The second memorable occurred when the Japanese planes did launch and attempted to reach our surface forces.
It was accomplished largely by the fighter pilots in our task group who had been left behind, were in good position and up to the chore.
The American fighter cover downed over 300 aircraft with many fewer losses of their own and successfully sheltered their charges.
Our fighter squadron, VF-15, it was estimated downed over 100 of these.
David McCampbell, our group Commander and his wingman, Roy Rushing, bagged 15 on one flight.
This day's work came to be known as "The Great Marianas Turkey Shoot" and was the second notable circumstance of national importance.

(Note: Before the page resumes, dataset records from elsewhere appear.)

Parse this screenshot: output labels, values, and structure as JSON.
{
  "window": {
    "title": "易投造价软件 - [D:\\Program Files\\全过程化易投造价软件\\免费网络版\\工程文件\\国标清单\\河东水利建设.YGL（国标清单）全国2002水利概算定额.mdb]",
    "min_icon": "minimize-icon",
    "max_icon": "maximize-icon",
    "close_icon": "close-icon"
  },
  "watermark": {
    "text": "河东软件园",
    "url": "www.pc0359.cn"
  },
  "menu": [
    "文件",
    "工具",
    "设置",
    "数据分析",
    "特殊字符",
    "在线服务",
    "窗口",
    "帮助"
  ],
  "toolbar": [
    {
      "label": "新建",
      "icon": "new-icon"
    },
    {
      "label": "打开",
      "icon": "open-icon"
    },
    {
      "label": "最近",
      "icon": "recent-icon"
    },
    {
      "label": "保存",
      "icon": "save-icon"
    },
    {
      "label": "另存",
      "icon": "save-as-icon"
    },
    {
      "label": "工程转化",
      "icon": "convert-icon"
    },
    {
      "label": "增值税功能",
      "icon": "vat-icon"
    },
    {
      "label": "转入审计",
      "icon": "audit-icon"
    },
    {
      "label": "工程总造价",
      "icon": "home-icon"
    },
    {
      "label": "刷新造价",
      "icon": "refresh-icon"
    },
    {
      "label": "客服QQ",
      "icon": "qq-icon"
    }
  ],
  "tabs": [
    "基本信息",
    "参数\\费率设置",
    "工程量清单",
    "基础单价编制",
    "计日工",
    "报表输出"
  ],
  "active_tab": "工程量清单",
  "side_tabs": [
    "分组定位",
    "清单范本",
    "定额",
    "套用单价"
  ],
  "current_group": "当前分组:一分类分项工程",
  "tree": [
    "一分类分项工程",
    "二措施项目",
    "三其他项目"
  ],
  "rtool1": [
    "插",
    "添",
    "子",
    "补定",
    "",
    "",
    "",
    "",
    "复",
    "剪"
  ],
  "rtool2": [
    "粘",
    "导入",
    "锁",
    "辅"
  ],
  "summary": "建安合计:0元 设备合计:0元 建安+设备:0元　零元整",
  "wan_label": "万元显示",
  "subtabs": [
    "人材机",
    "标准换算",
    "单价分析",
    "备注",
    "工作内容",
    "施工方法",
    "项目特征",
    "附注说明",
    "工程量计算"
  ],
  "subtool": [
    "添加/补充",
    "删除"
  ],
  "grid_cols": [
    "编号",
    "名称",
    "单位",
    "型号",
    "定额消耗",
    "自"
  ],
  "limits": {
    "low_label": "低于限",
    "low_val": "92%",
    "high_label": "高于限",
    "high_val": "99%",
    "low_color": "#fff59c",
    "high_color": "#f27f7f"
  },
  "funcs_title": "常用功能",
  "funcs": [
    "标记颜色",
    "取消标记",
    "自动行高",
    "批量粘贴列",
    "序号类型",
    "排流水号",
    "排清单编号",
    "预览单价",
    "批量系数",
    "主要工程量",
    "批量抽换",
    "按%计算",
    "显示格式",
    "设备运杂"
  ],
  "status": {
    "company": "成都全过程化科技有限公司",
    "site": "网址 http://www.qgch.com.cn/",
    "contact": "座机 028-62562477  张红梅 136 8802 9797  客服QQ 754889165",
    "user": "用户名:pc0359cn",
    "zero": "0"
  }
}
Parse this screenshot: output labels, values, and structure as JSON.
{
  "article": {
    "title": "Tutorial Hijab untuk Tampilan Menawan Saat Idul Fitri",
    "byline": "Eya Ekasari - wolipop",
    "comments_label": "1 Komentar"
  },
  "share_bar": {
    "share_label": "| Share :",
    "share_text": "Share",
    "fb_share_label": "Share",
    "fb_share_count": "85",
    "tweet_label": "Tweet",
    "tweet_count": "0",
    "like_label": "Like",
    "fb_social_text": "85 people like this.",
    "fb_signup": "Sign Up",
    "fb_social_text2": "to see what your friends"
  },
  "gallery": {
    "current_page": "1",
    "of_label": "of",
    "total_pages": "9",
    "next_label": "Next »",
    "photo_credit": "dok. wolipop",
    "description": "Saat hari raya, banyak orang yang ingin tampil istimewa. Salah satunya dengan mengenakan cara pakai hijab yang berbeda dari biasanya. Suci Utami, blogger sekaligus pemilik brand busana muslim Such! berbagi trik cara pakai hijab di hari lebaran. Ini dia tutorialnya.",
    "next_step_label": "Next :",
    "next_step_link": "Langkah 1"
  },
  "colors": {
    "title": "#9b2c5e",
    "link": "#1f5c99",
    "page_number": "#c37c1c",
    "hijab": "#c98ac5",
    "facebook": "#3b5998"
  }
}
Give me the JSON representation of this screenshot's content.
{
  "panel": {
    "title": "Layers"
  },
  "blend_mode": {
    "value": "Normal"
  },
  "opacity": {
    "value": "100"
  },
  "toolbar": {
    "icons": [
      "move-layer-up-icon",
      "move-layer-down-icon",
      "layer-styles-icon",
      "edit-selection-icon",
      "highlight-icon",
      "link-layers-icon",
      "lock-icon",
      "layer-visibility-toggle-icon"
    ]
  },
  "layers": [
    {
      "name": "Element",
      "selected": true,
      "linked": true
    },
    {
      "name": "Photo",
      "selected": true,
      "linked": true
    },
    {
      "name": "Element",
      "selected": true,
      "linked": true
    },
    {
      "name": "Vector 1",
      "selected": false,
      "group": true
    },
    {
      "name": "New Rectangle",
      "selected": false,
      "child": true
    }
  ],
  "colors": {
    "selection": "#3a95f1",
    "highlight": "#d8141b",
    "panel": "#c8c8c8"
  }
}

With the planes he bagged, Cdr. McCampbell later became America's leading ace with 34 "kills" and after our return to the States he was awarded the Congressional Medal of Honor.
Warren Parrish, a great friend with whom I was raised in Greenville and with whom I now flew in VB-15, later asked Cdr. McCampbell what was the greatest thrill in his life, and he said: "When I represented the Naval Academy on the Olympic diving team".

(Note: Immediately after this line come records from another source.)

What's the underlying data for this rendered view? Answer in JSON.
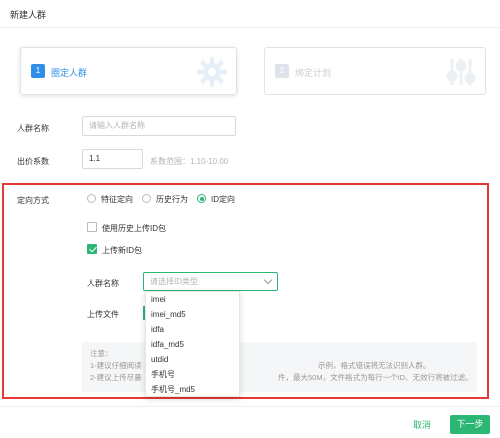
{
  "dialog": {
    "title": "新建人群"
  },
  "steps": [
    {
      "num": "1",
      "label": "圈定人群",
      "active": true,
      "icon": "gear-icon"
    },
    {
      "num": "2",
      "label": "绑定计划",
      "active": false,
      "icon": "sliders-icon"
    }
  ],
  "form": {
    "name_label": "人群名称",
    "name_placeholder": "请输入人群名称",
    "bid_label": "出价系数",
    "bid_value": "1.1",
    "bid_hint": "系数范围：1.10-10.00",
    "targeting_label": "定向方式",
    "targeting_options": [
      {
        "label": "特征定向",
        "checked": false
      },
      {
        "label": "历史行为",
        "checked": false
      },
      {
        "label": "ID定向",
        "checked": true
      }
    ],
    "use_history_label": "使用历史上传ID包",
    "use_history_checked": false,
    "upload_new_label": "上传新ID包",
    "upload_new_checked": true,
    "sub_name_label": "人群名称",
    "id_type_placeholder": "请选择ID类型",
    "upload_file_label": "上传文件"
  },
  "notes": {
    "title": "注意：",
    "line1_a": "1-建议仔细阅读",
    "line1_b": "示例，格式错误将无法识别人群。",
    "line2_a": "2-建议上传尽量",
    "line2_b": "件，最大50M，文件格式为每行一个ID、无效行将被过滤。"
  },
  "dropdown_options": [
    "imei",
    "imei_md5",
    "idfa",
    "idfa_md5",
    "utdid",
    "手机号",
    "手机号_md5"
  ],
  "footer": {
    "cancel_label": "取消",
    "next_label": "下一步"
  },
  "colors": {
    "accent_blue": "#2f8fe8",
    "accent_green": "#2bb673",
    "highlight_red": "#e53935"
  }
}
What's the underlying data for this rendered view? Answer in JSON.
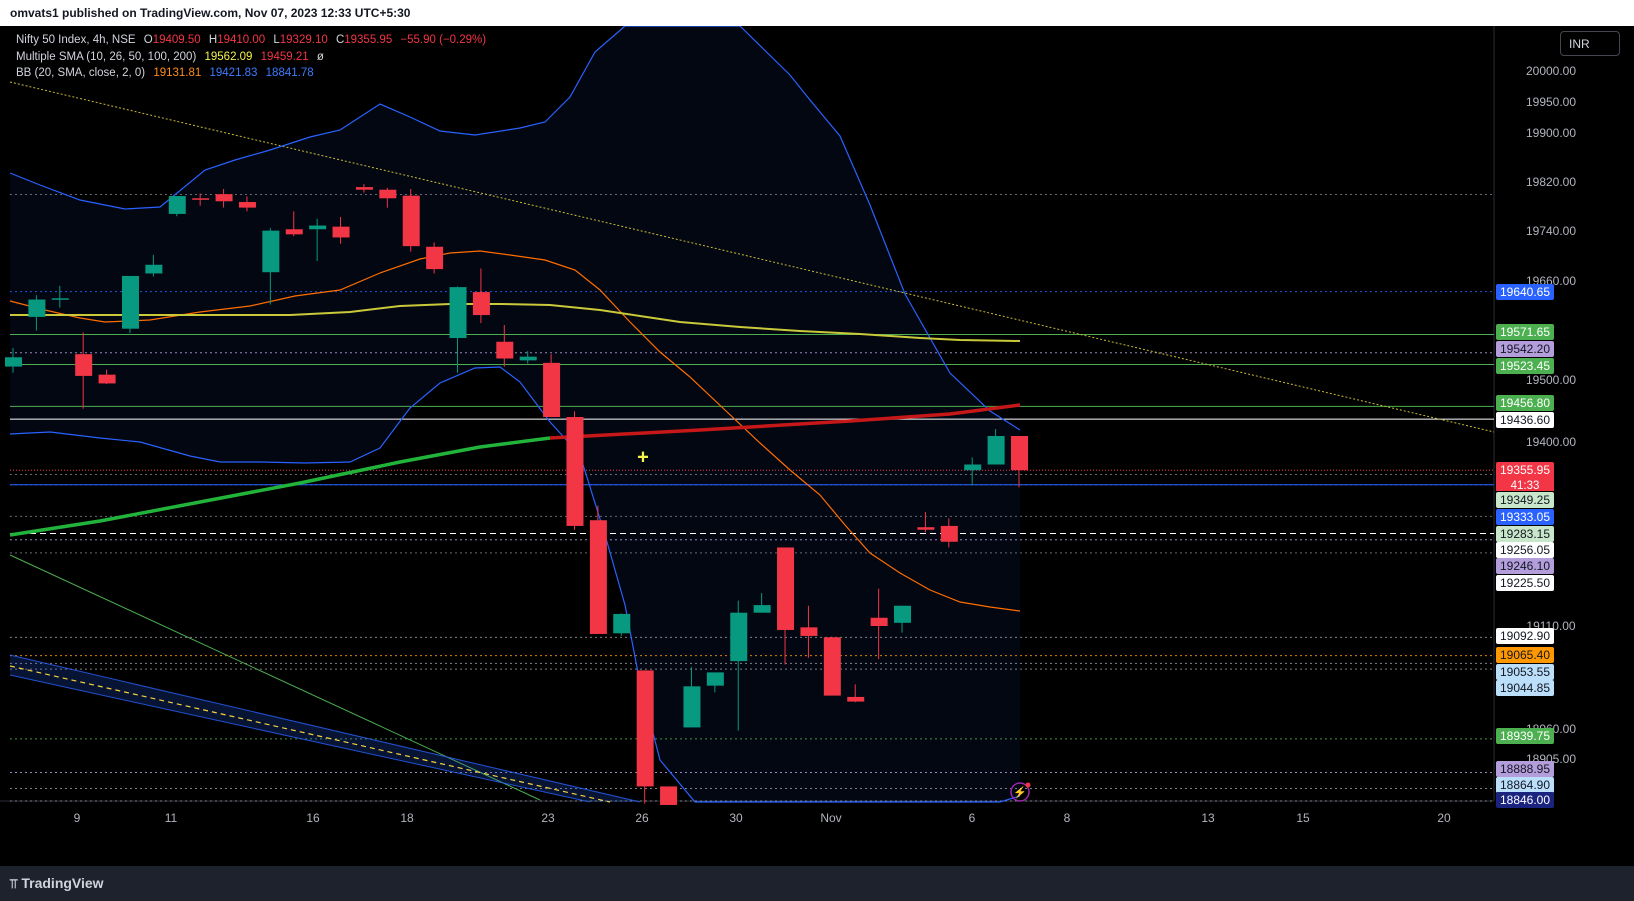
{
  "header": {
    "published": "omvats1 published on TradingView.com, Nov 07, 2023 12:33 UTC+5:30"
  },
  "currency_button": "INR",
  "footer": {
    "logo": "TradingView"
  },
  "legend": {
    "symbol": "Nifty 50 Index, 4h, NSE",
    "o_label": "O",
    "o": "19409.50",
    "h_label": "H",
    "h": "19410.00",
    "l_label": "L",
    "l": "19329.10",
    "c_label": "C",
    "c": "19355.95",
    "change": "−55.90 (−0.29%)",
    "sma_title": "Multiple SMA (10, 26, 50, 100, 200)",
    "sma_v1": "19562.09",
    "sma_v2": "19459.21",
    "sma_v3": "ø",
    "bb_title": "BB (20, SMA, close, 2, 0)",
    "bb_basis": "19131.81",
    "bb_upper": "19421.83",
    "bb_lower": "18841.78"
  },
  "chart_data": {
    "type": "candlestick",
    "title": "Nifty 50 Index, 4h, NSE",
    "x_tick_labels": [
      "9",
      "11",
      "16",
      "18",
      "23",
      "26",
      "30",
      "Nov",
      "6",
      "8",
      "13",
      "15",
      "20"
    ],
    "y_tick_labels": [
      "20000.00",
      "19950.00",
      "19900.00",
      "19820.00",
      "19740.00",
      "19660.00",
      "19500.00",
      "19400.00",
      "19110.00",
      "18960.00",
      "18905.00"
    ],
    "ylim": [
      18846,
      20040
    ],
    "candles": [
      {
        "o": 19520,
        "h": 19550,
        "l": 19510,
        "c": 19535
      },
      {
        "o": 19600,
        "h": 19635,
        "l": 19578,
        "c": 19628
      },
      {
        "o": 19630,
        "h": 19650,
        "l": 19615,
        "c": 19630
      },
      {
        "o": 19540,
        "h": 19575,
        "l": 19453,
        "c": 19505
      },
      {
        "o": 19507,
        "h": 19515,
        "l": 19492,
        "c": 19493
      },
      {
        "o": 19581,
        "h": 19665,
        "l": 19574,
        "c": 19666
      },
      {
        "o": 19670,
        "h": 19700,
        "l": 19665,
        "c": 19684
      },
      {
        "o": 19783,
        "h": 19830,
        "l": 19777,
        "c": 19831
      },
      {
        "o": 19825,
        "h": 19838,
        "l": 19805,
        "c": 19822
      },
      {
        "o": 19836,
        "h": 19850,
        "l": 19800,
        "c": 19817
      },
      {
        "o": 19815,
        "h": 19830,
        "l": 19790,
        "c": 19800
      },
      {
        "o": 19672,
        "h": 19745,
        "l": 19620,
        "c": 19739
      },
      {
        "o": 19742,
        "h": 19790,
        "l": 19730,
        "c": 19733
      },
      {
        "o": 19742,
        "h": 19770,
        "l": 19690,
        "c": 19752
      },
      {
        "o": 19749,
        "h": 19775,
        "l": 19718,
        "c": 19728
      },
      {
        "o": 19855,
        "h": 19863,
        "l": 19840,
        "c": 19848
      },
      {
        "o": 19848,
        "h": 19853,
        "l": 19800,
        "c": 19825
      },
      {
        "o": 19832,
        "h": 19850,
        "l": 19705,
        "c": 19714
      },
      {
        "o": 19713,
        "h": 19720,
        "l": 19670,
        "c": 19677
      },
      {
        "o": 19566,
        "h": 19649,
        "l": 19510,
        "c": 19648
      },
      {
        "o": 19640,
        "h": 19678,
        "l": 19590,
        "c": 19603
      },
      {
        "o": 19560,
        "h": 19587,
        "l": 19520,
        "c": 19533
      },
      {
        "o": 19530,
        "h": 19545,
        "l": 19525,
        "c": 19536
      },
      {
        "o": 19526,
        "h": 19540,
        "l": 19440,
        "c": 19440
      },
      {
        "o": 19440,
        "h": 19449,
        "l": 19262,
        "c": 19268
      },
      {
        "o": 19277,
        "h": 19300,
        "l": 19098,
        "c": 19098
      },
      {
        "o": 19099,
        "h": 19130,
        "l": 19095,
        "c": 19129
      },
      {
        "o": 19043,
        "h": 19043,
        "l": 18842,
        "c": 18868
      },
      {
        "o": 18868,
        "h": 18868,
        "l": 18840,
        "c": 18840
      },
      {
        "o": 18957,
        "h": 19048,
        "l": 18957,
        "c": 19019
      },
      {
        "o": 19020,
        "h": 19040,
        "l": 19010,
        "c": 19040
      },
      {
        "o": 19057,
        "h": 19150,
        "l": 18952,
        "c": 19131
      },
      {
        "o": 19131,
        "h": 19162,
        "l": 19131,
        "c": 19143
      },
      {
        "o": 19234,
        "h": 19234,
        "l": 19052,
        "c": 19104
      },
      {
        "o": 19108,
        "h": 19142,
        "l": 19062,
        "c": 19095
      },
      {
        "o": 19093,
        "h": 19094,
        "l": 19005,
        "c": 19005
      },
      {
        "o": 19003,
        "h": 19022,
        "l": 18995,
        "c": 18996
      },
      {
        "o": 19123,
        "h": 19169,
        "l": 19060,
        "c": 19110
      },
      {
        "o": 19115,
        "h": 19142,
        "l": 19100,
        "c": 19142
      },
      {
        "o": 19266,
        "h": 19290,
        "l": 19258,
        "c": 19262
      },
      {
        "o": 19268,
        "h": 19280,
        "l": 19234,
        "c": 19243
      },
      {
        "o": 19356,
        "h": 19376,
        "l": 19332,
        "c": 19365
      },
      {
        "o": 19365,
        "h": 19421,
        "l": 19365,
        "c": 19410
      },
      {
        "o": 19410,
        "h": 19410,
        "l": 19329,
        "c": 19356
      }
    ],
    "price_labels": [
      {
        "value": "19640.65",
        "bg": "#2962ff",
        "fg": "#ffffff"
      },
      {
        "value": "19571.65",
        "bg": "#4caf50",
        "fg": "#ffffff"
      },
      {
        "value": "19542.20",
        "bg": "#b39ddb",
        "fg": "#131722"
      },
      {
        "value": "19523.45",
        "bg": "#4caf50",
        "fg": "#ffffff"
      },
      {
        "value": "19456.80",
        "bg": "#4caf50",
        "fg": "#ffffff"
      },
      {
        "value": "19436.60",
        "bg": "#ffffff",
        "fg": "#131722"
      },
      {
        "value": "19355.95",
        "bg": "#f23645",
        "fg": "#ffffff"
      },
      {
        "value": "19349.25",
        "bg": "#c8e6c9",
        "fg": "#131722"
      },
      {
        "value": "19333.05",
        "bg": "#2962ff",
        "fg": "#ffffff"
      },
      {
        "value": "19283.15",
        "bg": "#c8e6c9",
        "fg": "#131722"
      },
      {
        "value": "19256.05",
        "bg": "#ffffff",
        "fg": "#131722"
      },
      {
        "value": "19246.10",
        "bg": "#b39ddb",
        "fg": "#131722"
      },
      {
        "value": "19225.50",
        "bg": "#ffffff",
        "fg": "#131722"
      },
      {
        "value": "19092.90",
        "bg": "#ffffff",
        "fg": "#131722"
      },
      {
        "value": "19065.40",
        "bg": "#ff9800",
        "fg": "#131722"
      },
      {
        "value": "19053.55",
        "bg": "#bbdefb",
        "fg": "#131722"
      },
      {
        "value": "19044.85",
        "bg": "#bbdefb",
        "fg": "#131722"
      },
      {
        "value": "18939.75",
        "bg": "#4caf50",
        "fg": "#ffffff"
      },
      {
        "value": "18888.95",
        "bg": "#b39ddb",
        "fg": "#131722"
      },
      {
        "value": "18864.90",
        "bg": "#bbdefb",
        "fg": "#131722"
      },
      {
        "value": "18846.00",
        "bg": "#1a237e",
        "fg": "#ffffff"
      }
    ],
    "countdown": "41:33",
    "colors": {
      "up": "#089981",
      "down": "#f23645",
      "bb": "#2962ff",
      "bb_basis": "#ff6d00",
      "sma_100": "#c9c93a",
      "sma_200_below": "#22b33a",
      "sma_200_above": "#c61818"
    }
  }
}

We all basked in the Group Commander's fame, but equally satisfying to me was that my friend, Baynard Milton of Jasper, Florida also became an ace during "The Turkey Shoot".
While these epochal events were in train, our squadron was involved in the more mundane business -- as air warfare went -- of striking targets on the islands.
When a task group launched deck-load strikes, planes from all four carriers participated.
The senior aviator in the air acted as target coordinator, in essence controlling the planes over the target and at times assigning specific objectives.
On one occasion our squadron launched two six-plane divisions which I led and which included Warren Parrish in the formation.
We were vectored to proceed to Orote Peninsula in Guam to await assignment to targets of opportunity.
The target coordination was the Commander of the Air Group from one of our light carriers, as I recall the U.S.S. COWPENS.
Our land forces were working up the Peninsula, and were stymied by fire from enemy guns on a small wooded island just adjacent to the shore, so we were ordered to bomb it, the emplacements themselves -- invisible among the palms.
The island appeared to be ¼ to ½ mile in diameter and was an ideal target -- too big to miss and too small to offer any appreciable dispersal of the offending gun sites.
There was no discernable anti-aircraft fire, so I elected that we glide-bomb rather than dive in order to release our bombs closer to the ground.
All our bombs fell on the island, not exactly requiring pinpoint accuracy, but very impressive to those being shelled.
The air-ground controller was immediately on the radio, told the target coordinator that all the guns had been silenced, and so everyone seemed quite pleased with our efforts -- except perhaps the gun-crews on whom we had unloaded.
Later, when we were back aboard ship our skipper, Cdr. Jim Mini, showed us a copy of a dispatch the target coordinator had sent to the captain of the ESSEX commending the flight for its performance.
It was signed: Edward Outlaw, Cdr., U.S.N.
This was, as I have inferred, no deed requiring great skill or prowess, but it's an ironic fact of life that events become magnified in the glare of publicity.
After we were relieved on the ESSEX the ship's company published a yearbook of sorts extolling the ship's accomplishments during the cruises of its first two air groups -- AG9 and AG15.
This episode was featured, though in truth, it was pretty small potatoes compared to some of the epic events of that time.
The uncanny facet of this story to me is that two men of essentially different generations both spent their infancies in the same old house in a small town in eastern North Carolina, only marginally knew one another, were then enjoined on the cutting edge of convulsive national exertion, half-a-world and half-a-life removed from their beginnings.
I'm sorry I never had the chance to say: "Thank you, Eddie Outlaw -- I understand you, too!"
The skeins of lives and events can indeed be wound into a very tight ball.